The PDRs4All team was also able to uncover details about emissions from the Orion Nebula that come from large carbon molecules known as polycyclic aromatic hydrocarbons (PAHs). It is one of the largest reservoirs of carbon-based materials in the cosmos, thought to account for up to 20% of the universe’s carbon.
Because the only life in the cosmos that we know of is carbon-based, the study of PAHs is extremely relevant to our understanding of the existence of life on planets that form around young stars.
“We study what happens to carbon molecules long before carbon enters our bodies,” Cami added.
PAH molecules last a long time due to their robustness and resilience. Their emissions are bright, and JWST is able to use them to determine that even with the resistance of PAHs, ultraviolet light from young stars can modify these emissions.

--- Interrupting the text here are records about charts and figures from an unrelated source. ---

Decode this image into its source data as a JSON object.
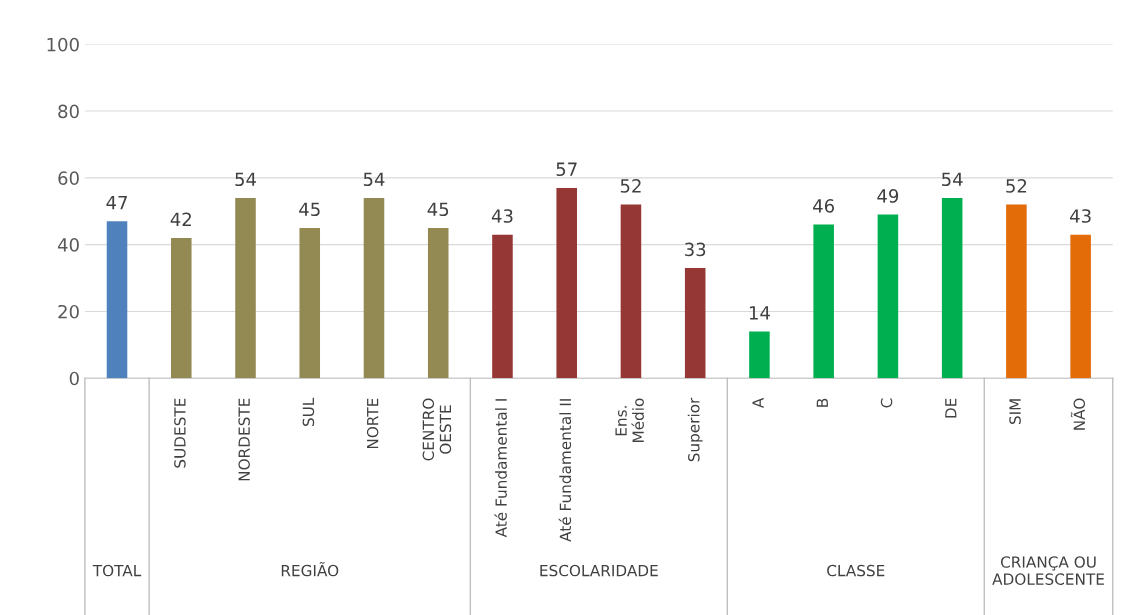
{
  "chart_data": {
    "type": "bar",
    "categories": [
      null,
      "SUDESTE",
      "NORDESTE",
      "SUL",
      "NORTE",
      "CENTRO\nOESTE",
      "Até Fundamental I",
      "Até Fundamental II",
      "Ens.\nMédio",
      "Superior",
      "A",
      "B",
      "C",
      "DE",
      "SIM",
      "NÃO"
    ],
    "values": [
      47,
      42,
      54,
      45,
      54,
      45,
      43,
      57,
      52,
      33,
      14,
      46,
      49,
      54,
      52,
      43
    ],
    "colors": [
      "#4f81bd",
      "#938953",
      "#938953",
      "#938953",
      "#938953",
      "#938953",
      "#953735",
      "#953735",
      "#953735",
      "#953735",
      "#00b050",
      "#00b050",
      "#00b050",
      "#00b050",
      "#e36c09",
      "#e36c09"
    ],
    "data_labels": true,
    "ylim": [
      0,
      100
    ],
    "yticks": [
      0,
      20,
      40,
      60,
      80,
      100
    ],
    "grid": "y",
    "annotations": [
      "TOTAL",
      "REGIÃO",
      "ESCOLARIDADE",
      "CLASSE",
      "CRIANÇA OU\nADOLESCENTE"
    ]
  }
}
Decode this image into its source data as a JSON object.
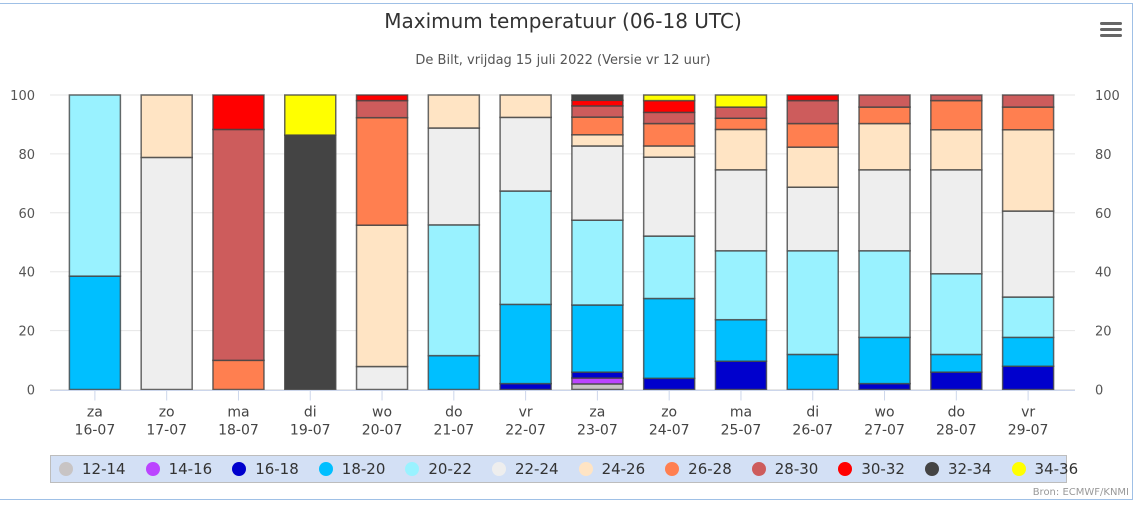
{
  "chart_data": {
    "type": "bar",
    "stacked": true,
    "title": "Maximum temperatuur (06-18 UTC)",
    "subtitle": "De Bilt, vrijdag 15 juli 2022 (Versie vr 12 uur)",
    "xlabel": "",
    "ylabel": "",
    "ylim": [
      0,
      100
    ],
    "yticks": [
      "0",
      "20",
      "40",
      "60",
      "80",
      "100"
    ],
    "grid": true,
    "legend_position": "bottom",
    "credits": "Bron: ECMWF/KNMI",
    "categories": [
      {
        "day": "za",
        "date": "16-07"
      },
      {
        "day": "zo",
        "date": "17-07"
      },
      {
        "day": "ma",
        "date": "18-07"
      },
      {
        "day": "di",
        "date": "19-07"
      },
      {
        "day": "wo",
        "date": "20-07"
      },
      {
        "day": "do",
        "date": "21-07"
      },
      {
        "day": "vr",
        "date": "22-07"
      },
      {
        "day": "za",
        "date": "23-07"
      },
      {
        "day": "zo",
        "date": "24-07"
      },
      {
        "day": "ma",
        "date": "25-07"
      },
      {
        "day": "di",
        "date": "26-07"
      },
      {
        "day": "wo",
        "date": "27-07"
      },
      {
        "day": "do",
        "date": "28-07"
      },
      {
        "day": "vr",
        "date": "29-07"
      }
    ],
    "series": [
      {
        "name": "12-14",
        "color": "#c8c4c4",
        "values": [
          0,
          0,
          0,
          0,
          0,
          0,
          0,
          1.9,
          0,
          0,
          0,
          0,
          0,
          0
        ]
      },
      {
        "name": "14-16",
        "color": "#bb44ff",
        "values": [
          0,
          0,
          0,
          0,
          0,
          0,
          0,
          2.0,
          0,
          0,
          0,
          0,
          0,
          0
        ]
      },
      {
        "name": "16-18",
        "color": "#0000cd",
        "values": [
          0,
          0,
          0,
          0,
          0,
          0,
          2.0,
          2.0,
          3.8,
          9.6,
          0,
          2.0,
          5.9,
          7.9
        ]
      },
      {
        "name": "18-20",
        "color": "#00bfff",
        "values": [
          38.5,
          0,
          0,
          0,
          0,
          11.5,
          26.9,
          22.8,
          27.1,
          14.1,
          11.9,
          15.7,
          6.0,
          9.8
        ]
      },
      {
        "name": "20-22",
        "color": "#99f2ff",
        "values": [
          61.5,
          0,
          0,
          0,
          0,
          44.4,
          38.5,
          28.8,
          21.2,
          23.4,
          35.2,
          29.4,
          27.4,
          13.7
        ]
      },
      {
        "name": "22-24",
        "color": "#eeeeee",
        "values": [
          0,
          78.8,
          0,
          0,
          7.8,
          32.9,
          25.0,
          25.2,
          26.8,
          27.5,
          21.6,
          27.5,
          35.3,
          29.2
        ]
      },
      {
        "name": "24-26",
        "color": "#ffe4c4",
        "values": [
          0,
          21.2,
          0,
          0,
          48.0,
          11.2,
          7.6,
          3.8,
          3.8,
          13.7,
          13.6,
          15.7,
          13.6,
          27.6
        ]
      },
      {
        "name": "26-28",
        "color": "#ff7f50",
        "values": [
          0,
          0,
          9.9,
          0,
          36.5,
          0,
          0,
          6.0,
          7.6,
          3.8,
          8.0,
          5.6,
          9.9,
          7.7
        ]
      },
      {
        "name": "28-30",
        "color": "#cd5c5c",
        "values": [
          0,
          0,
          78.4,
          0,
          5.8,
          0,
          0,
          3.8,
          3.8,
          3.8,
          7.8,
          4.1,
          1.9,
          4.1
        ]
      },
      {
        "name": "30-32",
        "color": "#ff0000",
        "values": [
          0,
          0,
          11.7,
          0,
          1.9,
          0,
          0,
          1.9,
          4.0,
          0,
          1.9,
          0,
          0,
          0
        ]
      },
      {
        "name": "32-34",
        "color": "#444444",
        "values": [
          0,
          0,
          0,
          86.4,
          0,
          0,
          0,
          1.8,
          0,
          0,
          0,
          0,
          0,
          0
        ]
      },
      {
        "name": "34-36",
        "color": "#ffff00",
        "values": [
          0,
          0,
          0,
          13.6,
          0,
          0,
          0,
          0,
          1.9,
          4.1,
          0,
          0,
          0,
          0
        ]
      }
    ]
  },
  "ui": {
    "menu_icon": "hamburger-menu-icon"
  }
}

“It really is an embarrassment of riches,” Peeters said. “Even though these large molecules are thought to be very robust, we found that UV radiation changes the overall properties of the molecules causing the emission.”
This revealed that ultraviolet radiation breaks up smaller carbon molecules while emissions from larger molecules are changed. These effects are seen at different extremes in Orion’s nebulae, moving from protected environments to more exposed regions.
“What makes the Orion Bar truly unique is its cutting-edge geometry, which gives us a ringside seat to study in great detail the various physical and chemical processes that occur as we move from the ionized region very exposed and harsh to the much more exposed region. protected regions where molecular gases can form,” said Jan Cami, a PDRs4All team member and researcher at Western University.
Using machine learning to evaluate PAHs revealed that even when ultraviolet light doesn’t break down these molecules, it can change their structure.
“These papers reveal a kind of survival of the fittest at the molecular level in the harshest environments of space,” Cami concluded.
The team’s research is published in a series of six articles in the journal Astronomy & Astrophysics.